The craziest detail in his story, which did not seem at all crazy to him, of course, was this one: "Donald was there." Donald was a golden retriever male who was roaming the neighborhood there in Ilium at that very moment, probably, maybe right outside the Hepburns' house, and was only four years old.
"It was all very hard," Roy would say, "but the hardest part was tying Donald to one of those stakes. I kept putting it off until I couldn't put it off any longer. Tying Donald to a stake was the. last thing I had to do. He let me do it, and after I did it he licked my hand and wagged that tail of his. And I said to him, and I'm not ashamed to say I cried: "So long, old pal. You're going to a different world now. It's sure to be a better one, since no other world could be as bad as this one is."

o

While Roy began putting on such performances, Mary was still teaching every weekday, still assuring the few students she had left that they should thank God for their great big brains. "Would you rather have the neck of a giraffe or the camouflage of a chameleon or the hide of a rhinoceros or the antlers of an Irish elk?" she would ask, and so on.

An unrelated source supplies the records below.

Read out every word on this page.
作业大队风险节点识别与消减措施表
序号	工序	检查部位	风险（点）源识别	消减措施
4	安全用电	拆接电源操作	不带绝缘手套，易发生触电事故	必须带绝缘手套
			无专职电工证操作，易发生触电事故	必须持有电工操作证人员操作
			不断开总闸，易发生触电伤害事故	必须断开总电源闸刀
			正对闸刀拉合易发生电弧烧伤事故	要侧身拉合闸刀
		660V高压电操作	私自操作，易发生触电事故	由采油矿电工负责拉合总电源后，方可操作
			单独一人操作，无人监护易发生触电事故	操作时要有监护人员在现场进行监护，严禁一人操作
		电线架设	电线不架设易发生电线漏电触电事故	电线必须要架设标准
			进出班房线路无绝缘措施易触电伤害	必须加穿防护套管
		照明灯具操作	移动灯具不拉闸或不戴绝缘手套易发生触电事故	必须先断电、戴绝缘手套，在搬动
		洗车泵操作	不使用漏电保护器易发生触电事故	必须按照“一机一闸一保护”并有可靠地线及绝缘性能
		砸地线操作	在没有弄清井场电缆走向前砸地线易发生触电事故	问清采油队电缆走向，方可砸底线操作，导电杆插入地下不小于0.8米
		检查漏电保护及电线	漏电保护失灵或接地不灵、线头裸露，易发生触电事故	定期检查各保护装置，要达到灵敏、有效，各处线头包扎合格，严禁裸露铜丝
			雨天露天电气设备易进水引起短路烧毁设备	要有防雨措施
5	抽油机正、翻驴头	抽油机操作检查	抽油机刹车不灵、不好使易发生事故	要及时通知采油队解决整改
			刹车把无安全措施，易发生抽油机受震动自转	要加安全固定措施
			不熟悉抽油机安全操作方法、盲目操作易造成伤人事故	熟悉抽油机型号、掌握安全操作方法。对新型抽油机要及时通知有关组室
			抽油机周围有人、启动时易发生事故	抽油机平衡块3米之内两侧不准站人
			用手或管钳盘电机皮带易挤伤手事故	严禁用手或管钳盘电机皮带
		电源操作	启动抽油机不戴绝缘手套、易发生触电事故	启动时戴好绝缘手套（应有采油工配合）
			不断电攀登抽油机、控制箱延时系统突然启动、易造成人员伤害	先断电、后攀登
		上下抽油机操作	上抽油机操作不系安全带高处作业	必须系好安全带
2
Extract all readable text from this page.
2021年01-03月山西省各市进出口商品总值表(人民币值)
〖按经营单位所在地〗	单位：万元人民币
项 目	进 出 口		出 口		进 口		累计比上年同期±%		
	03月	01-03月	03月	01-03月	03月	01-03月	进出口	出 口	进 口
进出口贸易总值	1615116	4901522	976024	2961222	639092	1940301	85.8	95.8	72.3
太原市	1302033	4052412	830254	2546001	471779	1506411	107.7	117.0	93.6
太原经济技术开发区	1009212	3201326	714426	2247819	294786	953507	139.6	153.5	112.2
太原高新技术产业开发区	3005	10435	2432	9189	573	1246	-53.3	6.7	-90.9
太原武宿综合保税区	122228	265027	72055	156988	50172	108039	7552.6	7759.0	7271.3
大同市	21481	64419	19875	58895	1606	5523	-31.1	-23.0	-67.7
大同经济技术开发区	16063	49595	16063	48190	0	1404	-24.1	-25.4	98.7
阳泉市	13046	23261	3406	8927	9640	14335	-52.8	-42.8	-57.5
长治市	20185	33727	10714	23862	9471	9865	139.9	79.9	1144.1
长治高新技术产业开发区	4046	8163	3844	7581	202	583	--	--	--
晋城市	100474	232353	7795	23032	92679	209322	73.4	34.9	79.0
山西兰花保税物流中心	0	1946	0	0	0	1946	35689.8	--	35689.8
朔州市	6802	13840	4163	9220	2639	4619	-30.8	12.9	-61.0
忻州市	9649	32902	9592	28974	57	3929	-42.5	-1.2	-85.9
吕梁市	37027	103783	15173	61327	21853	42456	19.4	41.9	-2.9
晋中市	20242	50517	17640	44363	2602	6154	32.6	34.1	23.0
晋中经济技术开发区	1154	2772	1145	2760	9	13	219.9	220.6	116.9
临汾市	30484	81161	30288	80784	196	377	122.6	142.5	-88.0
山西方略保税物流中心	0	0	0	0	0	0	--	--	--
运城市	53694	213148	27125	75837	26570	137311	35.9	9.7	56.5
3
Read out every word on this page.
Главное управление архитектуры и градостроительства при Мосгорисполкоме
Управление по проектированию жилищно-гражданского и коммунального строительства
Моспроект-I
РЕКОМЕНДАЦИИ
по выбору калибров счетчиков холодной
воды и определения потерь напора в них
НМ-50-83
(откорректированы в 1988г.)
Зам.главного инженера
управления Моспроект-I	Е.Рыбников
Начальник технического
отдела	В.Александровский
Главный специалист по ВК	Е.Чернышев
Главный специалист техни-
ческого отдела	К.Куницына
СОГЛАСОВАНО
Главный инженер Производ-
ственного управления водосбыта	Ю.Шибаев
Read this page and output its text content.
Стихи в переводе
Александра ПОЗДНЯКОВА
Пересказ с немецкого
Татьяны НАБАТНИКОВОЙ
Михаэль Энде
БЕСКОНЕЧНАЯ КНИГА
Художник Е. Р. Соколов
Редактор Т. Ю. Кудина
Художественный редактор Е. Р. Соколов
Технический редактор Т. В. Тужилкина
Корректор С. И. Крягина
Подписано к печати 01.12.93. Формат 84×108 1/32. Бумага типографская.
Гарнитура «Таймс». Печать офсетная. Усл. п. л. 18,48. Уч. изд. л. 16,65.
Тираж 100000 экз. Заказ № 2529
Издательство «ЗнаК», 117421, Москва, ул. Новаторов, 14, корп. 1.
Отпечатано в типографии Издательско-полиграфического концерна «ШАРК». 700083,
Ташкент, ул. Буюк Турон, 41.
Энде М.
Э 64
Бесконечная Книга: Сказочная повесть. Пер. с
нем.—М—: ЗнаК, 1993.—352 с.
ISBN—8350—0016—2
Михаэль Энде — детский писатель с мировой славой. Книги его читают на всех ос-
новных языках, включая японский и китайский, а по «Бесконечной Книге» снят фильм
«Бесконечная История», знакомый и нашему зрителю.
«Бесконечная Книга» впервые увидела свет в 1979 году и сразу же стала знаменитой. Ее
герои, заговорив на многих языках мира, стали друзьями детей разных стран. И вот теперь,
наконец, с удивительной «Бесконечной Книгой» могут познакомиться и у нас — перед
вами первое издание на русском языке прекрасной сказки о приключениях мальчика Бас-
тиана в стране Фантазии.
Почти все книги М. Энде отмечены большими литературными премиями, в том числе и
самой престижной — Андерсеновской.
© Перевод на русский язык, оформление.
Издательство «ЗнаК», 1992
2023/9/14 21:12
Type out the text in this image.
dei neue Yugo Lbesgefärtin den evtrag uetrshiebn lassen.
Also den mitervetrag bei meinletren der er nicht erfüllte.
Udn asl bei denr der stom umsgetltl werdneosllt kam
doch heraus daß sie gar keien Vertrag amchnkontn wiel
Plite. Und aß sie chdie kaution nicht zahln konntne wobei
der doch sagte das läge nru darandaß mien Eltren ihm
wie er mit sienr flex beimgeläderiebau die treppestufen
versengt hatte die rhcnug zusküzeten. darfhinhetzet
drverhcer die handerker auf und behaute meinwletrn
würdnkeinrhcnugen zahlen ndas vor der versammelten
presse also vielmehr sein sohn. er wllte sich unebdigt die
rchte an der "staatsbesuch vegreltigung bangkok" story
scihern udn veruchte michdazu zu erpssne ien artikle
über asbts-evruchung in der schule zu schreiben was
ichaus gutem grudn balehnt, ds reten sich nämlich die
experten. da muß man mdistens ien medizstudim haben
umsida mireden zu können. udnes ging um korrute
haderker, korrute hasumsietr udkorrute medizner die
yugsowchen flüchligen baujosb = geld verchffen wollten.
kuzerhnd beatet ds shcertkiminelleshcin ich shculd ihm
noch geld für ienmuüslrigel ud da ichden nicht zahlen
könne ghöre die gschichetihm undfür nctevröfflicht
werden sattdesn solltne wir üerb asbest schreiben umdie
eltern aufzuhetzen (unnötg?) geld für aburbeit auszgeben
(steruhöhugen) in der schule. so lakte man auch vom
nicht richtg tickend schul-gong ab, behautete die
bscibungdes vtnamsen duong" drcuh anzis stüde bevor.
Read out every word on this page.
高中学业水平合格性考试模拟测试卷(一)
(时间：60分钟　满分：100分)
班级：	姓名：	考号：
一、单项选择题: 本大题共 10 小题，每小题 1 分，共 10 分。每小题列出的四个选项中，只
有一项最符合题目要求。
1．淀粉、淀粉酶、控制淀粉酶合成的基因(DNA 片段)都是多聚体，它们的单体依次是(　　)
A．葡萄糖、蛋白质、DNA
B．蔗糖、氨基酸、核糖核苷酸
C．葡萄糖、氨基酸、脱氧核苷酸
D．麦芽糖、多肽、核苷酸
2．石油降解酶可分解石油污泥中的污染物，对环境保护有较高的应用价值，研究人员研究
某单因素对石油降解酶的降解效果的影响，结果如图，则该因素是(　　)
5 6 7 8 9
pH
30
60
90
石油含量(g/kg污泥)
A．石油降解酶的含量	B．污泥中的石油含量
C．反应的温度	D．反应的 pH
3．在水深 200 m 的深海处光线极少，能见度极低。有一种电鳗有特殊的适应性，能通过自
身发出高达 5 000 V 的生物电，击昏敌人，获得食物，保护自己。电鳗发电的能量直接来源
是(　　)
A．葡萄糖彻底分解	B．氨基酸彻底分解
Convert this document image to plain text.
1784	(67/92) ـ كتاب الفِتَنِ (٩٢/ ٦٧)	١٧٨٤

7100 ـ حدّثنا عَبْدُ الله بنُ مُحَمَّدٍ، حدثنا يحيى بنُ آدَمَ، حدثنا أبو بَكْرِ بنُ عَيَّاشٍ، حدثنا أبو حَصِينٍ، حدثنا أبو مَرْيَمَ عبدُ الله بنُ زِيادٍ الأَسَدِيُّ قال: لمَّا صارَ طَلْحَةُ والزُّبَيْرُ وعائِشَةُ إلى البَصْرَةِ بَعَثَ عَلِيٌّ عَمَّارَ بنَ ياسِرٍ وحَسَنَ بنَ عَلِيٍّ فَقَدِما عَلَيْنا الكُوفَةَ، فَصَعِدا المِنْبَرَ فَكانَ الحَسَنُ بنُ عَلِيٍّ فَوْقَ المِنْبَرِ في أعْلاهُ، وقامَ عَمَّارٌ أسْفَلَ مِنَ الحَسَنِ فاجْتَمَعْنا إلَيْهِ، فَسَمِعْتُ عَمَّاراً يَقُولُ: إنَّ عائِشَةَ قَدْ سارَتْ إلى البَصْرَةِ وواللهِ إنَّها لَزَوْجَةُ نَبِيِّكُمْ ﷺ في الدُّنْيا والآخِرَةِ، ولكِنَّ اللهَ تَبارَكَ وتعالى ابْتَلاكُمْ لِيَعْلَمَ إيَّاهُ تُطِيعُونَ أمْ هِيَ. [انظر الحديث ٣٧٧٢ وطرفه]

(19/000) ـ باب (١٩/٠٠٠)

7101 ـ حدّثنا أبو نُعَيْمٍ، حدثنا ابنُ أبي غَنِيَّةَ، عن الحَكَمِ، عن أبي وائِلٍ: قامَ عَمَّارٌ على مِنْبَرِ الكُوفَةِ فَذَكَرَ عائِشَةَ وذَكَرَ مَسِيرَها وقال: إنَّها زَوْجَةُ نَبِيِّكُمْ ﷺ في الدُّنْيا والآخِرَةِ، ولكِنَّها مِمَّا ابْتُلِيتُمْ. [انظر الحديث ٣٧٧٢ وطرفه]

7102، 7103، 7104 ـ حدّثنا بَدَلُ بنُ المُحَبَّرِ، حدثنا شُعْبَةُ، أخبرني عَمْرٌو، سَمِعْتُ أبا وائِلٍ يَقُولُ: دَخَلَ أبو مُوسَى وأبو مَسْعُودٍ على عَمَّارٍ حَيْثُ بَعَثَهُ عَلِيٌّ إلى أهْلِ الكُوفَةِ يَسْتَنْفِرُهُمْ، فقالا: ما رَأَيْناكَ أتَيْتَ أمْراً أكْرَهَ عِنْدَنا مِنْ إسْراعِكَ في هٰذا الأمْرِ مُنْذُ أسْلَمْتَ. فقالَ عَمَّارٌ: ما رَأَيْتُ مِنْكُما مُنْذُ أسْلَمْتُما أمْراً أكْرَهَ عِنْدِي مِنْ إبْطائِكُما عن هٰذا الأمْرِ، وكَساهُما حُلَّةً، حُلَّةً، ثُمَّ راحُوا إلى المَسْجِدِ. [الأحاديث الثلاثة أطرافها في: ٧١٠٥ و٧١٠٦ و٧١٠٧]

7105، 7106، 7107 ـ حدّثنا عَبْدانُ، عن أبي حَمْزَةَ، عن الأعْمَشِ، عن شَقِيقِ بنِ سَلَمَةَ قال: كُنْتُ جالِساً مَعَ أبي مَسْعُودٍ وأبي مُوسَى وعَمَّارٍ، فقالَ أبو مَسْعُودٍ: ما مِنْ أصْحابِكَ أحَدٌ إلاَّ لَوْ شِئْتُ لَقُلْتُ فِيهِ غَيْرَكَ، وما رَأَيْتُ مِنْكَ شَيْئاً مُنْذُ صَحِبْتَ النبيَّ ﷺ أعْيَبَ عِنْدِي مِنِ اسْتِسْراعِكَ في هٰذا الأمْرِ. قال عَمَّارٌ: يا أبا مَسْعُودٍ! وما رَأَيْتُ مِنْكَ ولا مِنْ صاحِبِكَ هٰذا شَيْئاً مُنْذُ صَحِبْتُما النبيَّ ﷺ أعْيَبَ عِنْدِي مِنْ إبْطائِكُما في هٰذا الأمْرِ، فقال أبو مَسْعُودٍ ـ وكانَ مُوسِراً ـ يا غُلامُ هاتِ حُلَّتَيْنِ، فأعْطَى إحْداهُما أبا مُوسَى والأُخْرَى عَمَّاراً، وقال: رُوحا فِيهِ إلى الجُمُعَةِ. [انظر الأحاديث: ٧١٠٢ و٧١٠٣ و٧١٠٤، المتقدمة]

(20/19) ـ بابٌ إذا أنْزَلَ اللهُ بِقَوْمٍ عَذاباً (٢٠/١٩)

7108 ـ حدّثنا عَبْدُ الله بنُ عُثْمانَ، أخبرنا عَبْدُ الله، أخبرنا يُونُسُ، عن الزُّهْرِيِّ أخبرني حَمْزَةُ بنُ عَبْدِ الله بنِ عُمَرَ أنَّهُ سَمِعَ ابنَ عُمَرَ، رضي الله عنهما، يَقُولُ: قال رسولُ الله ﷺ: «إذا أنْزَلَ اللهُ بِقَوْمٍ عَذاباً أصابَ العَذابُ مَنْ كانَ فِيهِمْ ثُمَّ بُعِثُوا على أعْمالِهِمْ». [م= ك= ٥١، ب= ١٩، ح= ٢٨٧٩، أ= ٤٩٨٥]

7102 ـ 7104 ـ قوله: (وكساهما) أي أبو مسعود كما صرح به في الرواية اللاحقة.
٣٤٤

She was still spouting the same old malarkey.
Yes, and then she would go home to Roy, and his demonstrations of how misleading a brain could be. He was never hospitalized, except briefly for tests. And he was docile. He wasn't to drive a car anymore, but he understood that, and did not seem to resent it when Mary hid the keys to his Jeep station wagon. He even said that maybe they should sell it, since it didn't look like they were going to do much camping anymore. So Mary didn't have to hire a nurse to watch over Roy while she worked. Retired people in the neighborhood were glad to pick up a few dollars, keeping him company and making sure he didn't hurt himself in some way.
He was certainly no trouble to them. He watched a lot of television and enjoyed playing for hours, never leaving the yard, with Donald, the golden retriever who had died, supposedly, on Bikini Atoll.
As Mary delivered what was to be her last lecture about the Galбpagos Islands, though, she would be stopped in mid-sentence for five seconds by a doubt which, if expressed in words, might have come out something like this: "Maybe I'm just a crazy lady who has wandered off the street and into this classroom and started explaining the mysteries of life to these young people. And they believe me, although I am utterly mistaken about simply everything."
She had to wonder, too, about all the supposedly great teachers of the past, who, although their brains were healthy, had turned out to be as wrong as Roy about what was really going on.